Erste Entscheidungen dazu sind noch in 2008, d.h. auf den nächsten Treffen der IL zu treffen, zunächst am 6./7. Juli.
Das Abschlusspanel
lief nach allgemeiner Einschätzung leidlich schief, die Enttäuschung wird durch die Hoffnung begrenzt, dass es sich dabei nur um ein Scheitern im Augenblick und aus aktueller Überforderung handelte, keinesfalls aus Unwillen. Dafür spricht, dass es trotzdem zu Beschlüssen kam:
• Die Anti-NATO-Kampagne wird gemeinsam angegangen, Ansprechpartner ist zunächst RAK Hannover, eine „Projektgruppe“ wird gebildet.
• bundesweite Austauschprozesse werden fortgesetzt: AG Soziale Kämpfe (Ansprechpartner dissident), Antifa (Ansprechpartner ALB) Aktionsformen-Trainings (Ansprechpartner Avanti), Initiative GSR/“militante Untersuchung“ (Ansprechpartner Th.S.)
• Die IL unterstützt die geplanten Sommercamps (Klima/AntiRa) und wird sich daran auch beteiligen (Ansprechpartner Avanti).
WIE WEITER?
• Zu diesem Treffen sind nicht nur die bisher beteiligten Gruppen und Einzelpersonen geladen, sondern alle TeilnehmerInnen der Offenen Arbeitskonferenz, die das wollen. Bitte melde/t Deine/Eure Teilnahme auf anmeldung@interventionistische-linke.de an.
• Eingeladen sind natürlich auch GenossInnen, die an der IL teilnehmen wollen, doch in Marburg nicht dabei sein konnten.

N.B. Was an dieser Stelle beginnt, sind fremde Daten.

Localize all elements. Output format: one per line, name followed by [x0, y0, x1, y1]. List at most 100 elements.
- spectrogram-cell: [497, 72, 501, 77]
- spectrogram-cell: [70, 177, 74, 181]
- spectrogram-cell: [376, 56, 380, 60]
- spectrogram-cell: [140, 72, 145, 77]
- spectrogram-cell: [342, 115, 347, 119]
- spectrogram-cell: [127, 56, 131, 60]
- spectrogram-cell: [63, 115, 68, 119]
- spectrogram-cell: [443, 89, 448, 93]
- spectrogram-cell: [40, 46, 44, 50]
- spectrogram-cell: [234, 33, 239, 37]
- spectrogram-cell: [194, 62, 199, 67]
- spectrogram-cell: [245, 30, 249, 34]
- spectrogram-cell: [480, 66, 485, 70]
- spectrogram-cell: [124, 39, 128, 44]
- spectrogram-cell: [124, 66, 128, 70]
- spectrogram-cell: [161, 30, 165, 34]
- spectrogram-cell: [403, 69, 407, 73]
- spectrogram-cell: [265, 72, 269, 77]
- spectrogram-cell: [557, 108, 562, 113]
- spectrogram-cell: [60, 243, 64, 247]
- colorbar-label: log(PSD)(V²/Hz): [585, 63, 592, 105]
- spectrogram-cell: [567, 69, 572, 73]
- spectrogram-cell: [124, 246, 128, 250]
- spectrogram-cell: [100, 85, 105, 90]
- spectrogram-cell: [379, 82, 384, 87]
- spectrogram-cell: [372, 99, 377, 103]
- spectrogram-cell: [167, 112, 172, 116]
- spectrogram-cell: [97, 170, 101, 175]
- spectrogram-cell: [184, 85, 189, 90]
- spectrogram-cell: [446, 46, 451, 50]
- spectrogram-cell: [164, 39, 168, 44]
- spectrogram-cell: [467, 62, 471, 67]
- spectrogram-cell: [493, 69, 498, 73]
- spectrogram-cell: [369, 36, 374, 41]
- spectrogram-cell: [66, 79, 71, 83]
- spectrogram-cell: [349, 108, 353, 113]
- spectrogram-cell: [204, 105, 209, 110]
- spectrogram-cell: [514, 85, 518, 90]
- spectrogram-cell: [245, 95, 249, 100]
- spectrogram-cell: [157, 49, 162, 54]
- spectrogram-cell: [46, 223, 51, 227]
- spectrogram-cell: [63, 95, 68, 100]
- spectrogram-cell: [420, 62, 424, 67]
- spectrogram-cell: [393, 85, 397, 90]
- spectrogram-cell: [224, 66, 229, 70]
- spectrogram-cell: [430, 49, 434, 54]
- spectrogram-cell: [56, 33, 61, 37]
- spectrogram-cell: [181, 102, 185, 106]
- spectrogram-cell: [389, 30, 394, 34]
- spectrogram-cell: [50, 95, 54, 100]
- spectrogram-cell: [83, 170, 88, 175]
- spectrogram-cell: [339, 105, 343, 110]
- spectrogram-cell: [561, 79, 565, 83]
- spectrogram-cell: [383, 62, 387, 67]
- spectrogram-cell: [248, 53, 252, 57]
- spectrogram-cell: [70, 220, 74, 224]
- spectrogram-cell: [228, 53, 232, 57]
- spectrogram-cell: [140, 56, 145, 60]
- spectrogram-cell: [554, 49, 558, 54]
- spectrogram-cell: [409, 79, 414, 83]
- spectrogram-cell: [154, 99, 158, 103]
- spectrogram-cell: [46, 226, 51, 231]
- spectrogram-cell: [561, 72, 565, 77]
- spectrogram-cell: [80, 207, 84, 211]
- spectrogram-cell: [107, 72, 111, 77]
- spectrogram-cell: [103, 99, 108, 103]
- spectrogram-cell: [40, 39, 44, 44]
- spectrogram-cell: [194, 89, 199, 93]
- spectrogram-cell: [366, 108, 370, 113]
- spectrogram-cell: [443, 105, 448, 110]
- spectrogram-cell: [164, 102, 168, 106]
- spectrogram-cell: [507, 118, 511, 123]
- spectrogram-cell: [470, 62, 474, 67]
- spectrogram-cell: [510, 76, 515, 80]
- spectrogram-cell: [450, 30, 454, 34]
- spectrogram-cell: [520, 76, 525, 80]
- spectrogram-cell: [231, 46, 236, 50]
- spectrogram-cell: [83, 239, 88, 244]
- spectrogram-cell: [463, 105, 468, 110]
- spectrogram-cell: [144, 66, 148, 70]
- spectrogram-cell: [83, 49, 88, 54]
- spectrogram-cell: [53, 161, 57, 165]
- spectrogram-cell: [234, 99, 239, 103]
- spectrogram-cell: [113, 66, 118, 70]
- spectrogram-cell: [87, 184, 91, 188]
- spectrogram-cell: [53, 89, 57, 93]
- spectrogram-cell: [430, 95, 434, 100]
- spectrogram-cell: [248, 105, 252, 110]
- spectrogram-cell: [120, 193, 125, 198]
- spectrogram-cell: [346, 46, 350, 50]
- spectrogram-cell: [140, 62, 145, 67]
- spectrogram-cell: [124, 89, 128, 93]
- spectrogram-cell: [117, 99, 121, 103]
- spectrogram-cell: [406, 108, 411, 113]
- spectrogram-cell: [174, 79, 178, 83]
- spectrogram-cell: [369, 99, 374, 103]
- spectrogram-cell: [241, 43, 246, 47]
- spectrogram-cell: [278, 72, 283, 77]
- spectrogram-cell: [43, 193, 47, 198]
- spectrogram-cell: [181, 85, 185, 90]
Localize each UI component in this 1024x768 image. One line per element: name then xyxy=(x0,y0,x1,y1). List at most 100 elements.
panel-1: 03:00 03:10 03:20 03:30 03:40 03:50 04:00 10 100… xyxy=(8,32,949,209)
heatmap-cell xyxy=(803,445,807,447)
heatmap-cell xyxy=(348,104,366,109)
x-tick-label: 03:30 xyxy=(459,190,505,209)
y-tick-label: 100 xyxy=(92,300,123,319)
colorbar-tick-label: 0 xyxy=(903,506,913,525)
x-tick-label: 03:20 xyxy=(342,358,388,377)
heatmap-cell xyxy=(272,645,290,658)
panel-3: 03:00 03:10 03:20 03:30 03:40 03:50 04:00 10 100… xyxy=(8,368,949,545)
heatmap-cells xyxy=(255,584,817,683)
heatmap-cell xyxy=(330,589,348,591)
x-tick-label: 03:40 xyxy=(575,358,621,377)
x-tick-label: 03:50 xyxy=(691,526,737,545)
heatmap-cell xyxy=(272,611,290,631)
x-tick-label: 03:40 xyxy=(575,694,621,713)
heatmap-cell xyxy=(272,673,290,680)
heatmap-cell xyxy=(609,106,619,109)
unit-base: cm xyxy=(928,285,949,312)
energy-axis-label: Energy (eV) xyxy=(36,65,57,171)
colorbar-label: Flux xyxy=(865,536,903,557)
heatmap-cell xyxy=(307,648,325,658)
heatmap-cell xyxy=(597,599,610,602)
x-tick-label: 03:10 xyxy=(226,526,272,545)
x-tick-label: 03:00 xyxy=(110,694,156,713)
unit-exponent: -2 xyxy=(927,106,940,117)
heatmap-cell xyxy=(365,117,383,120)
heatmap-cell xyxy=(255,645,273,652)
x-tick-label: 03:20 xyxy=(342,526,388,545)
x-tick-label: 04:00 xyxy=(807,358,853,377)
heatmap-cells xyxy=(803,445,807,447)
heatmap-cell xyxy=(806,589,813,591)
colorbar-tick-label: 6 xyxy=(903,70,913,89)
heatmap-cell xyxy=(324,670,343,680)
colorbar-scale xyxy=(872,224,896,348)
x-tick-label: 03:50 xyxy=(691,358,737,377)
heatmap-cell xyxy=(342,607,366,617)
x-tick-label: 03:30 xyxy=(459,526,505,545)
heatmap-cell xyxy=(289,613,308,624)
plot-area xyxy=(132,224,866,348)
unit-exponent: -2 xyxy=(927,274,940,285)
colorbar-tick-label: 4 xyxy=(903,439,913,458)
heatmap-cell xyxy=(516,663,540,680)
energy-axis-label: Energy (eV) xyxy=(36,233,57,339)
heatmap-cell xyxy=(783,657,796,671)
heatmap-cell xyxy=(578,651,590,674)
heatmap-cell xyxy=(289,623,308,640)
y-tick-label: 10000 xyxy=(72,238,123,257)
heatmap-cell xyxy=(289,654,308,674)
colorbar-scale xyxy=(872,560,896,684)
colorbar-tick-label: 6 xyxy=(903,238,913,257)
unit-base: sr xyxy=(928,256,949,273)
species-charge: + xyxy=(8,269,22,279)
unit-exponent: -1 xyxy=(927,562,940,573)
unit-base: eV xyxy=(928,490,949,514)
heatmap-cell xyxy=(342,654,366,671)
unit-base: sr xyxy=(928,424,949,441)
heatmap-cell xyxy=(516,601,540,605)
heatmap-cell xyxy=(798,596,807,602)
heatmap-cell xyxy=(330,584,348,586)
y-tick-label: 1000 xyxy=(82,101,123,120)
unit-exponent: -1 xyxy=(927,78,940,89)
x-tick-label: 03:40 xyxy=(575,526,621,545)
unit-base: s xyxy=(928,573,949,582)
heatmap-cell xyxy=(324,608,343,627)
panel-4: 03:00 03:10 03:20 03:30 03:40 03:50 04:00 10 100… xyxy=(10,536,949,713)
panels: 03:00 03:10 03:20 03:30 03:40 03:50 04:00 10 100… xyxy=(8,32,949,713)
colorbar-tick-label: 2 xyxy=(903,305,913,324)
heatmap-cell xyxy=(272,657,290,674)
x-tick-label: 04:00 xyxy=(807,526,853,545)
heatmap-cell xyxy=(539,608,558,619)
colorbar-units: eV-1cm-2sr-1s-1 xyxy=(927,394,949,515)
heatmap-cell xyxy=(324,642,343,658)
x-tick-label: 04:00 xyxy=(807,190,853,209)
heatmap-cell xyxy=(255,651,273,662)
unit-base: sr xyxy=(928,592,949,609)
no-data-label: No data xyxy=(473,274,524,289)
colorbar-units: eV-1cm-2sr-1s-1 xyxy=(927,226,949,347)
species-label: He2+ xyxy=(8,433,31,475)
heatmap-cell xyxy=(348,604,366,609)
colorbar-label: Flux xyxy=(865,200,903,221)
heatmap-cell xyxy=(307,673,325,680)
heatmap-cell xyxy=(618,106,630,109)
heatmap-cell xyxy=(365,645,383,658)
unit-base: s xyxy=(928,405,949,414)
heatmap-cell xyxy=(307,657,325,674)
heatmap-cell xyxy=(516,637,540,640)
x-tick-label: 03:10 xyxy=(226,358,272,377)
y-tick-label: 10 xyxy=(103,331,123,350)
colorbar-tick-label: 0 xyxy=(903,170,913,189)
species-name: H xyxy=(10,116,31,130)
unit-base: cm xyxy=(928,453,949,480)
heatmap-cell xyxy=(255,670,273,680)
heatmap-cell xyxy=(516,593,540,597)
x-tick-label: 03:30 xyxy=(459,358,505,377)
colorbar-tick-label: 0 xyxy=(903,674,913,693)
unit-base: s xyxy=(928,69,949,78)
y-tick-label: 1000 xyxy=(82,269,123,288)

Anmeldung bitte über die selbe Adresse.
• Zur Vorbereitung des Treffens kommen (wenigstens) drei Diskussionsvorschläge: Anti-NATO-Kampagne/„Wehrkraftzersetzung“ (RAK u.a.), Globale Soziale Rechte (Th.S./W.R.), Organisationsstrukturen (Avanti); weitere sind erwünscht: bitte kennzeichnen!
• Selbstverständlich folgt rechtzeitig eine detaillierte Tagesordnung!